Indian censors more worried about Sri Lankan film than Lanka’s own!
Can a docu-drama that was aired in Sri Lanka be banned in India on the grounds that it may sour relations with the island nation? The censor board thinks yes, but the Film Certification Appellate Tribunal (FCAT) says: Of course not.Updated: Mar 08, 2016 16:08 IST
Can a docu-drama that was aired in Sri Lanka be banned in India on the grounds that it may sour relations with the island nation? The censor board thinks yes, but the Film Certification Appellate Tribunal (FCAT) says: Of course not.
And so, ‘Muttrupulliyaa…?’ the first indigenously made Tamil feature film on the lives of Tamils in Sri Lanka after the civil war ended in 2009 was given the green light by FCAT, which overturned the censor board’s refusal to give the movie a certificate for Indian screenings.
“In case the film would...affected the relationship with a neighbouring country, the Public Performance Board of Sri Lanka would have not approved the film for screening during the Jaffna International Cinema Festival,” said an FCAT February 2016 order.
The film is based on the plight of Sri Lankan Tamils in a 1979 post-war era. Several scenes are graphic and contain visceral imagery of alleged atrocities committed by the Sri Lankan Army.
It was, however, premiered at Sri Lanka’s Jaffna International Film Festival in Colombo in September 2015.

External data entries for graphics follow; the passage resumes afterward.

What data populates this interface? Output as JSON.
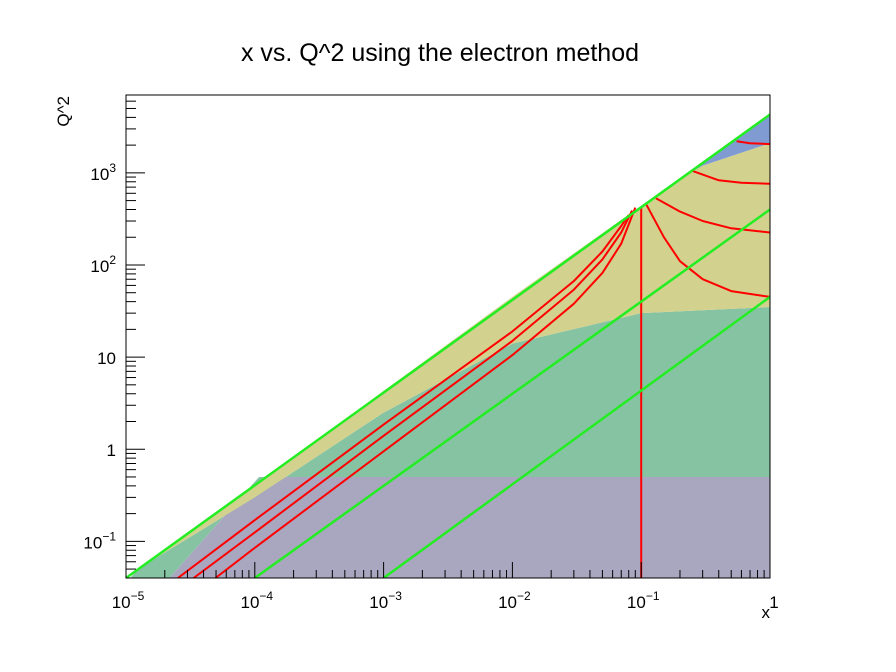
{
  "chart_data": {
    "type": "area",
    "title": "x vs. Q^2 using the electron method",
    "xlabel": "x",
    "ylabel": "Q^2",
    "xscale": "log",
    "yscale": "log",
    "xlim": [
      1e-05,
      1
    ],
    "ylim": [
      0.04,
      7000
    ],
    "grid": false,
    "x_ticks": [
      {
        "value": 1e-05,
        "base": "10",
        "exp": "−5"
      },
      {
        "value": 0.0001,
        "base": "10",
        "exp": "−4"
      },
      {
        "value": 0.001,
        "base": "10",
        "exp": "−3"
      },
      {
        "value": 0.01,
        "base": "10",
        "exp": "−2"
      },
      {
        "value": 0.1,
        "base": "10",
        "exp": "−1"
      },
      {
        "value": 1,
        "base": "1",
        "exp": ""
      }
    ],
    "y_ticks": [
      {
        "value": 0.1,
        "base": "10",
        "exp": "−1"
      },
      {
        "value": 1,
        "base": "1",
        "exp": ""
      },
      {
        "value": 10,
        "base": "10",
        "exp": ""
      },
      {
        "value": 100,
        "base": "10",
        "exp": "2"
      },
      {
        "value": 1000,
        "base": "10",
        "exp": "3"
      }
    ],
    "regions": [
      {
        "color": "#a9a6c0",
        "polygon": [
          [
            2.17e-05,
            0.04
          ],
          [
            0.000108,
            0.5
          ],
          [
            1,
            0.5
          ],
          [
            1,
            0.04
          ]
        ]
      },
      {
        "color": "#86c3a2",
        "polygon": [
          [
            1.08e-05,
            0.04
          ],
          [
            1.23e-05,
            0.05
          ],
          [
            0.0001,
            0.3
          ],
          [
            0.001,
            2.5
          ],
          [
            0.01,
            14
          ],
          [
            0.1,
            30
          ],
          [
            1,
            35
          ],
          [
            1,
            0.5
          ],
          [
            0.000108,
            0.5
          ],
          [
            2.17e-05,
            0.04
          ]
        ]
      },
      {
        "color": "#d3d18e",
        "polygon": [
          [
            1.23e-05,
            0.05
          ],
          [
            0.0001,
            0.4
          ],
          [
            0.001,
            4.3
          ],
          [
            0.01,
            45
          ],
          [
            0.1,
            440
          ],
          [
            0.2,
            870
          ],
          [
            0.3,
            1200
          ],
          [
            1,
            2100
          ],
          [
            1,
            35
          ],
          [
            0.1,
            30
          ],
          [
            0.01,
            14
          ],
          [
            0.001,
            2.5
          ],
          [
            0.0001,
            0.3
          ]
        ]
      },
      {
        "color": "#7f9bd2",
        "polygon": [
          [
            0.2,
            870
          ],
          [
            0.3,
            1200
          ],
          [
            1,
            2100
          ],
          [
            1,
            4300
          ]
        ]
      }
    ],
    "green_lines": [
      {
        "points": [
          [
            1e-05,
            0.04
          ],
          [
            1,
            4300
          ]
        ]
      },
      {
        "points": [
          [
            0.0001,
            0.04
          ],
          [
            1,
            400
          ]
        ]
      },
      {
        "points": [
          [
            0.001,
            0.04
          ],
          [
            1,
            45
          ]
        ]
      }
    ],
    "red_curves": [
      {
        "points": [
          [
            2.53e-05,
            0.04
          ],
          [
            0.0001,
            0.17
          ],
          [
            0.001,
            1.85
          ],
          [
            0.01,
            19
          ],
          [
            0.03,
            67
          ],
          [
            0.05,
            140
          ],
          [
            0.07,
            265
          ],
          [
            0.08,
            350
          ]
        ]
      },
      {
        "points": [
          [
            3.35e-05,
            0.04
          ],
          [
            0.0001,
            0.125
          ],
          [
            0.001,
            1.4
          ],
          [
            0.01,
            15
          ],
          [
            0.03,
            54
          ],
          [
            0.05,
            115
          ],
          [
            0.07,
            225
          ],
          [
            0.085,
            390
          ]
        ]
      },
      {
        "points": [
          [
            4.95e-05,
            0.04
          ],
          [
            0.0001,
            0.085
          ],
          [
            0.001,
            0.95
          ],
          [
            0.01,
            10.5
          ],
          [
            0.03,
            38
          ],
          [
            0.05,
            82
          ],
          [
            0.07,
            170
          ],
          [
            0.09,
            420
          ]
        ]
      },
      {
        "points": [
          [
            0.1,
            0.04
          ],
          [
            0.1,
            420
          ]
        ]
      },
      {
        "points": [
          [
            0.11,
            450
          ],
          [
            0.15,
            200
          ],
          [
            0.2,
            110
          ],
          [
            0.3,
            70
          ],
          [
            0.5,
            52
          ],
          [
            1,
            45
          ]
        ]
      },
      {
        "points": [
          [
            0.13,
            530
          ],
          [
            0.2,
            380
          ],
          [
            0.3,
            300
          ],
          [
            0.5,
            250
          ],
          [
            1,
            225
          ]
        ]
      },
      {
        "points": [
          [
            0.25,
            1050
          ],
          [
            0.4,
            830
          ],
          [
            0.6,
            780
          ],
          [
            1,
            760
          ]
        ]
      },
      {
        "points": [
          [
            0.55,
            2200
          ],
          [
            0.7,
            2100
          ],
          [
            1,
            2050
          ]
        ]
      }
    ]
  }
}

“This is not only the first feature film on the plight of the Tamils to be made indigenously, but is also the first on the post-war situation. And the screening in Jaffna is the film’s world premier,” Sherine Xavier, the film’s Lankan Tamil director, screenplay and dialogue writer had told had media at the time.
But when time came to air the movie in India, Xavier was surprised to hear it was too contentious.
The film, said the censor board, was “glorifying the bad effects” of war in Sri Lanka.
“The picture will affect the neighbouring country relations. It also refers to real political leaders of Sri Lanka,” said the censor board.
The only reference to India in the order is: “It also refers to LTTE, which is a banned organisation in India.”
Appealing before the FCAT through her lawyer Satyajit Sarna, Xavier and the film’s producer TS Subramaniam have now received relief.
But the FCAT has imposed heavy conditions of its own.
The appellants have been asked to consider morphing LTTE flags and photographs of the banned organisation’s leaders.
The FCAT also asked and the film’s producers have agreed to reduce certain scenes depicting girls using drugs. Also, the producers have to issue a disclaimer that the “film is only a fictional representation of real events” and a health disclaimer against use of narcotics.
Nevertheless, the makers have agreed to these conditions.
Legal experts agree that this could be part of a larger problem.
“We are no doubt the land of yoga. But this is an incredulous stretch! Not enough that we’ve fostered a culture of intolerance to free speech from within, we’ve now internationalized our fragile fair skin! To take offence at foreign movies found to be kosher by their own home governments!” said Shamnad Basheer, owner of SpicyIP and a visiting professor at the National Law School, Bangalore.
“All of this raises the issue of how ‘independent’ the film certification board really is. It is meant to be an independent statutory agency and yet reflects the prevalent petty mindset of the ruling Raj in more ways than one,” he said.
Supreme Court lawyer Karuna Nundy agreed, saying the board’s decision to ban the film pointed to a larger problem within the film certification body itself.
“That the CBFC wanted to keep this film from screening throws up a problem with CBFC guidelines: They are way too broad; They disallow ‘vulgarity’ for instance, or speaking of particular communities in contemptuous ways- so, there go most Johnny Lever films,” Nundy said.
She also pointed out excessive or stringent reading of guidelines lead to financial difficulties for creatives, in particular for independent filmmakers who are already scrounging for capital to tell their stories.
“They (the CBFC) also force filmmakers into a slow judicial process that can cost big money in delays, also legal costs. These guidelines need to be limited, made more precise and in accordance with the right to freedom of expression, on which jurisprudence to protect creative expression exists -- the CBFC must be guided by that,” she said.
The censor board has become infamous for banning films for various reasons including nudity, crude language, and incitement. Between 1959 to 2015, it banned nearly 40 national level films on these grounds, and 36 regional movies.